What Should My Business Do Now?
As a result of the increased emphasis by various states on collections, as well as the continuing activity by state legislators to pass laws attempting to put more burdens on out-of-state retailers to collect tax, businesses need to carefully review their business practices to assess their potential exposure. While it is true that an out-of-state retailer with no physical presence in a state still enjoys legal protection under Quill, the fact that states may be ready to litigate this issue means that a business who finds itself in the sights of a litigation-ready department of revenue may have no choice but to pay the assessment or fight a lengthy and expensive court battle.

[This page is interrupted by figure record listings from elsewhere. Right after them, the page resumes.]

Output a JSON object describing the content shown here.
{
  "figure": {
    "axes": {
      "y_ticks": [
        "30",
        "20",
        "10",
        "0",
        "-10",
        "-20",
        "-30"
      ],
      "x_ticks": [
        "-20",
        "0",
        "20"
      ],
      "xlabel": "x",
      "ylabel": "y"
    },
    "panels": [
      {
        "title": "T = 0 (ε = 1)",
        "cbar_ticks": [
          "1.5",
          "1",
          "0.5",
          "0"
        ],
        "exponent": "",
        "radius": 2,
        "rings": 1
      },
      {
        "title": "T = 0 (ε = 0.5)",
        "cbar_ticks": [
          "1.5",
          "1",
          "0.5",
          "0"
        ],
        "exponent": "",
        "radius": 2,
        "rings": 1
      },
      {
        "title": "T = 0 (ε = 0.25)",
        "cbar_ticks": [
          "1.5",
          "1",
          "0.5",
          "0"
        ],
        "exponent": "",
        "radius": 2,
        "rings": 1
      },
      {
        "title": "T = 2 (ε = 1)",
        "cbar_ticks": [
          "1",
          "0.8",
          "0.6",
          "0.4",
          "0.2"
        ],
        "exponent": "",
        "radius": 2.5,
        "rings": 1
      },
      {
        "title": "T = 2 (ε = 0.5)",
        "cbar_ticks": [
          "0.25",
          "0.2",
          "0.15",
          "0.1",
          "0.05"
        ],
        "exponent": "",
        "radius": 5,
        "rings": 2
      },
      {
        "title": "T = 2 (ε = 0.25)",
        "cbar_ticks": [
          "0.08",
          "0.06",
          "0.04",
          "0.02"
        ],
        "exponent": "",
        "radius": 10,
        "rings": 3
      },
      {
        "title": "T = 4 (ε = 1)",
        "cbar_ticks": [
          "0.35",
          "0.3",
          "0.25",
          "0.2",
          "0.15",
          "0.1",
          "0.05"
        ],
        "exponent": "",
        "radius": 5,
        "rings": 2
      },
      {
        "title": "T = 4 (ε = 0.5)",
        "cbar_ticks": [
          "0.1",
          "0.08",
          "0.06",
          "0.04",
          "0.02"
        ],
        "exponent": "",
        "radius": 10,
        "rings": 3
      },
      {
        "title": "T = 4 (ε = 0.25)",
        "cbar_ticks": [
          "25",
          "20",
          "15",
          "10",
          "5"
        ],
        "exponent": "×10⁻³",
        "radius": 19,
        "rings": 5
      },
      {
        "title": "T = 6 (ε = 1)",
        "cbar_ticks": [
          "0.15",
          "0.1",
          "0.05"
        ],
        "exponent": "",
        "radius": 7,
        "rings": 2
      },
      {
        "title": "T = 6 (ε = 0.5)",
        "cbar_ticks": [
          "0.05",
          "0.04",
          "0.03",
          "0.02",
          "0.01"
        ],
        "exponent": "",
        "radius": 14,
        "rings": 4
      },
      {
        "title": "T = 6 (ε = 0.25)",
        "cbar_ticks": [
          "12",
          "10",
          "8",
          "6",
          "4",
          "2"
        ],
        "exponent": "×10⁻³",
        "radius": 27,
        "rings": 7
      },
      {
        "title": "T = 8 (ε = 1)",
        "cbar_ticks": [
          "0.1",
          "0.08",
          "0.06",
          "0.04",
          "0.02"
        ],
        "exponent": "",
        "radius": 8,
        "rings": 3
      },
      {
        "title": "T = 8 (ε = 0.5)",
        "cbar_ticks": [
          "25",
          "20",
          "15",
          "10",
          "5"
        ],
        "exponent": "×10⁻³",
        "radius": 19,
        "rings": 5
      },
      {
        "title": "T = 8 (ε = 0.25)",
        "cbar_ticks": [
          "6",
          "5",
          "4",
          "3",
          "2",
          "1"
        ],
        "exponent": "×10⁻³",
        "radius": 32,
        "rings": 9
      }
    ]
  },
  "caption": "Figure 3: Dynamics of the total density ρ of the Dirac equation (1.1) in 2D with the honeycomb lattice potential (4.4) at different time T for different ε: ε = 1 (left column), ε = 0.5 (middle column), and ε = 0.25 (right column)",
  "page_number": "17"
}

The first step businesses should take is to review the laws of every state from which the business earns significant revenue and determine if the particular state, like South Dakota, Colorado or Alabama, has any recent legislation that imposes a collection or reporting obligation. It should also be determined whether the particular state would, notwithstanding Quill, under its owns laws and regulations, require the business to collect sales tax. In addition, the business should ask whether it has any of the following contacts with a state into which it makes sales but does not collect tax: (1) has an office, distribution center, or warehouse; (2) has a representative, agent, or salesperson; (3) delivers items into a state by using business owned vehicles; (4) avails itself of banks, debt collection agencies, or advertising agencies in the state on a regular basis; or, (5) has agreements that compensate for sales referrals of customers in that state.